What Are The Benefits Of Exercising While Pregnant?

You might consider yourself lucky if you're pregnant and can sit back, relax, and love the growing seed inside of you while others cater to your needs and wishes. Given how the extra pounds and pressure can weigh on you (and your bladder), it's not uncommon to feel more tired and want to give yourself a break before your bundle of joy arrives. But unless you've been instructed by your doctor to take it easy, getting active while you're pregnant is ideal. According to Mayo Clinic, participating in physical activity during pregnancy offers some serious health benefits.

If you're pregnant and experiencing back pain, constipation, bloating, or swelling, exercise can reduce these unwelcome issues. Exercising is also good for boosting your mood and energy and can help you sleep better. Not to mention, it'll help ward off excess weight gain while also toning your muscles and improving your strength and endurance. Mayo Clinic also says that exercising while pregnant can reduce the risk of gestational diabetes, shorten your labor, and minimize the risk of needing a c-section.

Safety measures for exercising while pregnant

Always talk with your doctor before starting any exercise program, and this is especially true if you're with child.

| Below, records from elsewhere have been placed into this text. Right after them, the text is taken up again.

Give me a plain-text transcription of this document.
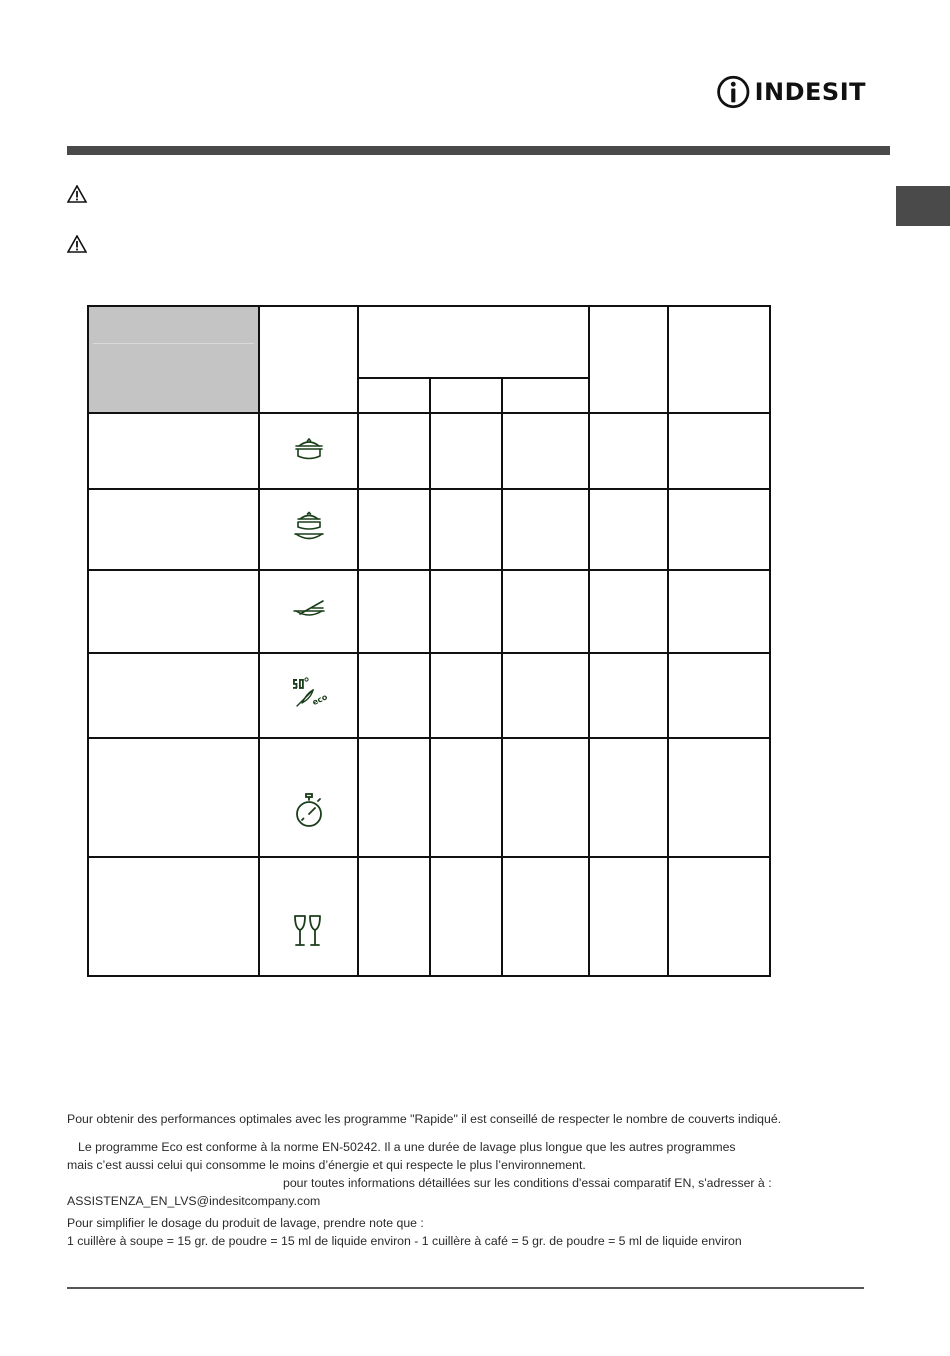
INDESIT

eco					

Pour obtenir des performances optimales avec les programme "Rapide" il est conseillé de respecter le nombre de couverts indiqué.
Le programme Eco est conforme à la norme EN-50242. Il a une durée de lavage plus longue que les autres programmes
mais c’est aussi celui qui consomme le moins d’énergie et qui respecte le plus l’environnement.
pour toutes informations détaillées sur les conditions d'essai comparatif EN, s'adresser à :
ASSISTENZA_EN_LVS@indesitcompany.com
Pour simplifier le dosage du produit de lavage, prendre note que :
1 cuillère à soupe = 15 gr. de poudre = 15 ml de liquide environ - 1 cuillère à café = 5 gr. de poudre = 5 ml de liquide environ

According to Mayo Clinic, some health conditions may lead your doctor to advise against exercising. Heart and lung disease, preeclampsia, high blood pressure, issues with the cervix or placenta, carrying multiples, severe anemia, and vaginal bleeding during the second or third trimester are all reasons why exercising may not be safe.

Once you have the clear from your doctor to exercise during your pregnancy, start with 10 minutes a day and then work your way up to 30 minutes by increments of 5 minutes. Walking is always ideal and other moderate aerobic activities like swimming or cycling on a stationary bike are relatively safe and beneficial too. In terms of strength training, you can safely incorporate light weights into your workouts. The general rule of thumb is to be able to carry on a conversation while you work out. If you can't, you're doing too much and need to slow down.